39.BÖLÜM ~ACILARIN ZAMANI~

4.3K 314 208
                                    


Ballarım, yorum yapmayı ve oy vermeyi unutmayın. Sizi seviyorum.

Lütfen yorum yapmayı atlamayın,tepkilerinizi merak ediyorum.

Keyifli okumalar~

----------
Sevmek hoştur ama acıtır.
Acıtır fakat kanatmaz.
Kutsal olan sevmektir aslında.
----------

Bağırmak istiyorum. Ama sesim sadece kendime yetiyordu. Dışarıya vuramıyordum. Tek çıkan ses ağlama sesimdi. Alaz'a sarılmış, göğsünde kana kana ağlıyordum.

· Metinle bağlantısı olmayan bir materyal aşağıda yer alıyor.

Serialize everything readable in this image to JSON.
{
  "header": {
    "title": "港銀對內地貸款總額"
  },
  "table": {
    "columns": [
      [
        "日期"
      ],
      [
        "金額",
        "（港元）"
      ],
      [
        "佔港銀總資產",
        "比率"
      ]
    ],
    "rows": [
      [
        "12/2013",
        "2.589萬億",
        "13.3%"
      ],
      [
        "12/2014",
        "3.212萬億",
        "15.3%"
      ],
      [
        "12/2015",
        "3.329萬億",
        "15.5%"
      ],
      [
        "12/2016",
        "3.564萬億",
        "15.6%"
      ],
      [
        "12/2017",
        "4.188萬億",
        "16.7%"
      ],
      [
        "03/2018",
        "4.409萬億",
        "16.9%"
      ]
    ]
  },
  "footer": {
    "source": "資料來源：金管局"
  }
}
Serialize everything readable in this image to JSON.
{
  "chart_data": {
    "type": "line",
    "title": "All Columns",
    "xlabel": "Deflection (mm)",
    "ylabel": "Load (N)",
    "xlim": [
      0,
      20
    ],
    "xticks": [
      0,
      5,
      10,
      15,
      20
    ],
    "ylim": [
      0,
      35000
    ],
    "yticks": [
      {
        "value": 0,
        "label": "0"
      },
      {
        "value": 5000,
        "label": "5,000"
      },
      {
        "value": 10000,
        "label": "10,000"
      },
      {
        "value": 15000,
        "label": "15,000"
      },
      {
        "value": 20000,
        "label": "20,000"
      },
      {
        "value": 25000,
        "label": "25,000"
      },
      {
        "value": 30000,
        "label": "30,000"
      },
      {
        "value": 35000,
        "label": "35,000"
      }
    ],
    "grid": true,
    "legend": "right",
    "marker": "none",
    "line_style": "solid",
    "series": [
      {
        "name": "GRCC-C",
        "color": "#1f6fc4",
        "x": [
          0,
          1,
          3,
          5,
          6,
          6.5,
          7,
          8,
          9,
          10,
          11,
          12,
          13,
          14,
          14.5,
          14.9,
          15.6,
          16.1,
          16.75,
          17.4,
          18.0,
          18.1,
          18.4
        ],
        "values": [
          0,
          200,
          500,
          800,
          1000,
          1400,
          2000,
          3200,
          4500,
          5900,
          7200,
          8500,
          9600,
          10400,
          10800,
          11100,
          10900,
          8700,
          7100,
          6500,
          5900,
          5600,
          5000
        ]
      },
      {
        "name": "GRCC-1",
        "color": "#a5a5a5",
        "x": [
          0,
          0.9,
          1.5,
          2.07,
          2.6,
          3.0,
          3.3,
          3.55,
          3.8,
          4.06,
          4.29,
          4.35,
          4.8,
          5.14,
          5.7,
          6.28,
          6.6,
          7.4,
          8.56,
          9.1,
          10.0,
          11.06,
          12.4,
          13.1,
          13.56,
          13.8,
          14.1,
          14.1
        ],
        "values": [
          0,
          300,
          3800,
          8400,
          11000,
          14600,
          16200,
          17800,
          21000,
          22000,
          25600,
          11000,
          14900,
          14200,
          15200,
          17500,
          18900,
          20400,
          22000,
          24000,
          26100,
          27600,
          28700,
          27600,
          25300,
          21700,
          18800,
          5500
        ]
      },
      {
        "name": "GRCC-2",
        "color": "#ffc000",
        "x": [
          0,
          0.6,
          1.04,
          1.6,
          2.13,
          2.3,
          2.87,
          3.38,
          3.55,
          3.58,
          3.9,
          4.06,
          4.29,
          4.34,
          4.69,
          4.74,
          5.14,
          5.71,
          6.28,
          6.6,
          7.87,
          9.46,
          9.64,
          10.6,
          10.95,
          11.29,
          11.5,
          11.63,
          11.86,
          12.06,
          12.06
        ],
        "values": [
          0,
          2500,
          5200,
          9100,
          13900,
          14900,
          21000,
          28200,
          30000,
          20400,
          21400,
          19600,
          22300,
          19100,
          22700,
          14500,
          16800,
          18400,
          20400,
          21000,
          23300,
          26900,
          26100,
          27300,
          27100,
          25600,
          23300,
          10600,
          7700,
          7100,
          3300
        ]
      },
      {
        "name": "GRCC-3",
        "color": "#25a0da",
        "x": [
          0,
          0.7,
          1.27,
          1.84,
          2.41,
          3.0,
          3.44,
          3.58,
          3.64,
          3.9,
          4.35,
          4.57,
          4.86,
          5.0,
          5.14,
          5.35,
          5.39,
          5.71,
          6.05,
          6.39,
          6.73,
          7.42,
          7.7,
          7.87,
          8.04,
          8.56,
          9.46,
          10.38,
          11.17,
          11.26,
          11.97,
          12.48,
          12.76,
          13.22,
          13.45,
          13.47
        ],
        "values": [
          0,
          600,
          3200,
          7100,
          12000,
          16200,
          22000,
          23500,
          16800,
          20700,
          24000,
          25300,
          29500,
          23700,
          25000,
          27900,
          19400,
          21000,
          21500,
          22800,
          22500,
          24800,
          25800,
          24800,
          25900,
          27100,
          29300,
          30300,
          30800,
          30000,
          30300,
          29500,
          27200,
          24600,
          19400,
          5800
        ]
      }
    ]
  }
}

"Elis," sesini duyuyorum. Dalgınlığımı bir kenara bırakıp onu dinliyorum. "Sana bir anımızı anlatmamı ister misin?" Gülümsüyorum. Belkide ihtiyacım olan şey buydu. Beni biraz olsun toparlayacak bir anı. Başımı olumlu anlamda hareket ettirdim.
"Tamam," dedi düşünür gibi bir ses çıkardı. Sonra güldü. "Ne zaman olduğunu hatırlamıyorum ama unutamadığım, hatta çok sevdiğim bir anımız var." Keşke ben de hatırlasaydım. Hatırlayıp, sana ben anlatsaydım. Alaz, bu bazenleri acıtıyor. Geçmişimiz kapanmış, tozlu duruyor. Neden seni tamamen hatırlamıyorum? Neden o kişi benmişim gibi hissedemiyorum?

Korkuyorum. Gerçekten çok korkuyorum.

Yanımda ol, hep yanımda ol. Korkmayayım. Koru beni, sar, canımı acıtmalarına izin verme.

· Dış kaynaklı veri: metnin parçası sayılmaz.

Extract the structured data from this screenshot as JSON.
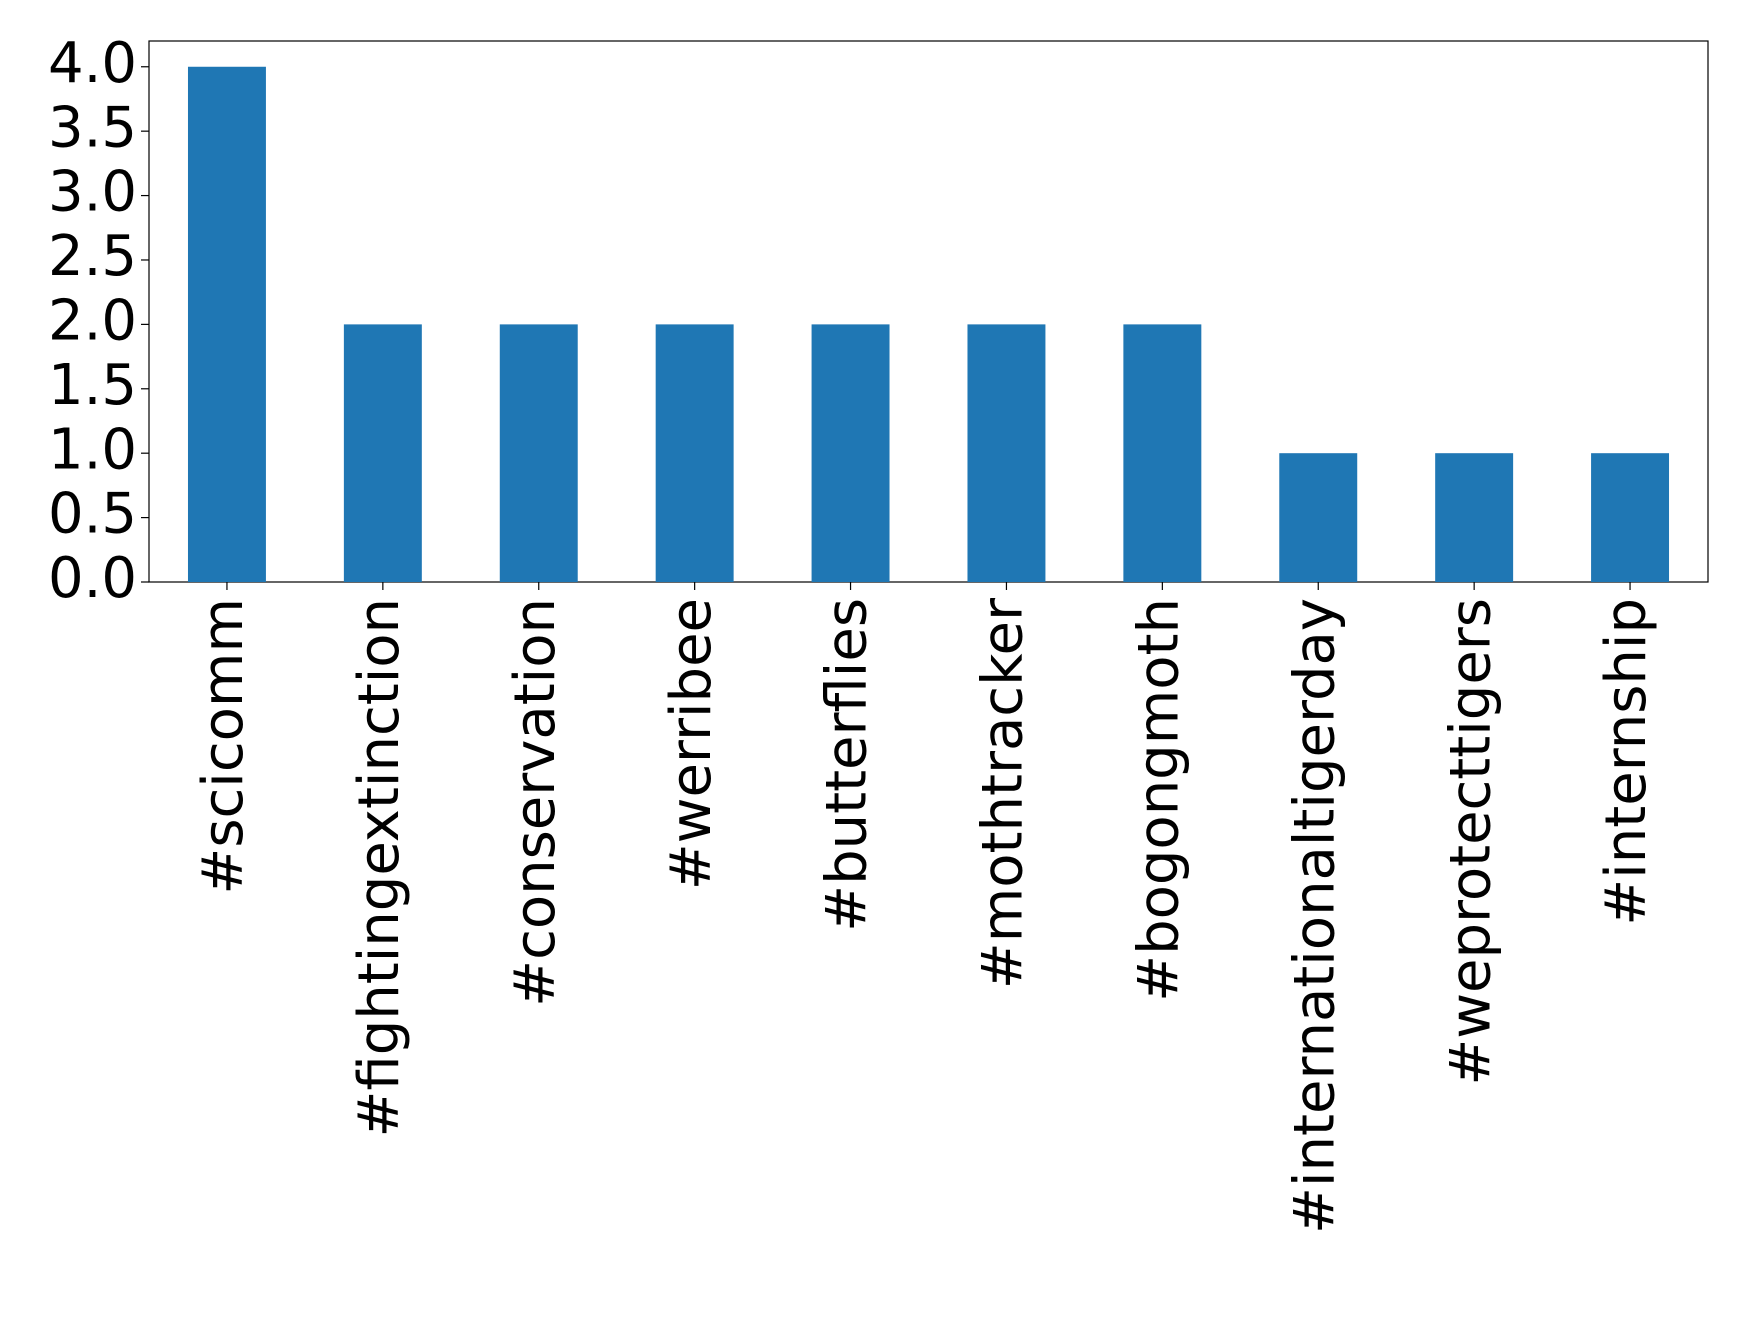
{
  "chart_data": {
    "type": "bar",
    "categories": [
      "#scicomm",
      "#fightingextinction",
      "#conservation",
      "#werribee",
      "#butterflies",
      "#mothtracker",
      "#bogongmoth",
      "#internationaltigerday",
      "#weprotecttigers",
      "#internship"
    ],
    "values": [
      4,
      2,
      2,
      2,
      2,
      2,
      2,
      1,
      1,
      1
    ],
    "color": "#1f77b4",
    "ylim": [
      0,
      4.2
    ],
    "yticks": [
      {
        "value": 0,
        "label": "0.0"
      },
      0.5,
      {
        "value": 1,
        "label": "1.0"
      },
      1.5,
      {
        "value": 2,
        "label": "2.0"
      },
      2.5,
      {
        "value": 3,
        "label": "3.0"
      },
      3.5,
      {
        "value": 4,
        "label": "4.0"
      }
    ],
    "grid": false
  }
}
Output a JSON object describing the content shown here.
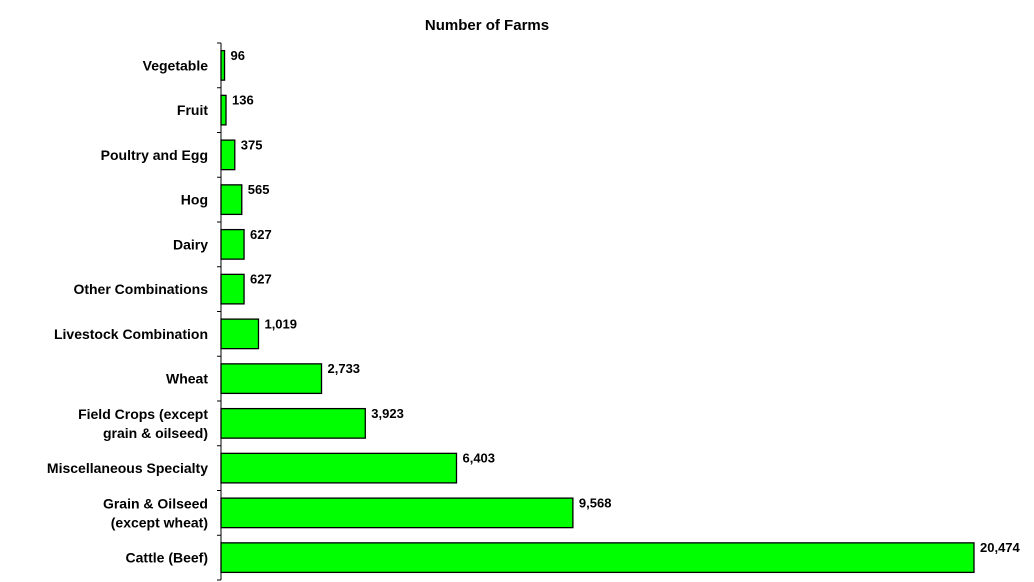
{
  "chart_data": {
    "type": "bar",
    "orientation": "horizontal",
    "title": "Number of Farms",
    "xlabel": "",
    "ylabel": "",
    "xlim": [
      0,
      20474
    ],
    "grid": false,
    "legend": "none",
    "bar_color": "#00ff00",
    "categories": [
      [
        "Vegetable"
      ],
      [
        "Fruit"
      ],
      [
        "Poultry and Egg"
      ],
      [
        "Hog"
      ],
      [
        "Dairy"
      ],
      [
        "Other Combinations"
      ],
      [
        "Livestock Combination"
      ],
      [
        "Wheat"
      ],
      [
        "Field Crops (except",
        "grain & oilseed)"
      ],
      [
        "Miscellaneous Specialty"
      ],
      [
        "Grain & Oilseed",
        "(except wheat)"
      ],
      [
        "Cattle (Beef)"
      ]
    ],
    "values": [
      96,
      136,
      375,
      565,
      627,
      627,
      1019,
      2733,
      3923,
      6403,
      9568,
      20474
    ],
    "value_labels": [
      "96",
      "136",
      "375",
      "565",
      "627",
      "627",
      "1,019",
      "2,733",
      "3,923",
      "6,403",
      "9,568",
      "20,474"
    ]
  }
}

Alaz, eğer bir gün ayrılırsak ben ölürüm. Ne şekilde olursa olsun, seni görmezsem, kokunu alamazsam ölürüm.

"Seninle bir yere gitmiştik. Kimsenin bilmediği bir yere. Uzaklara. O yer bizim aşkımızın başyapıtıydı. Sen büyüyüp benim gerçekten gelinim olduktan sonra seni oraya götüreceğime söz verdim. Buna sevindin çünkü orayı çok sevmiştin. Belki benden bile çok." Senden çok sevmek mi? Yanılıyorsun, Alaz. Senden daha çok hiçbir şeyi sevemem.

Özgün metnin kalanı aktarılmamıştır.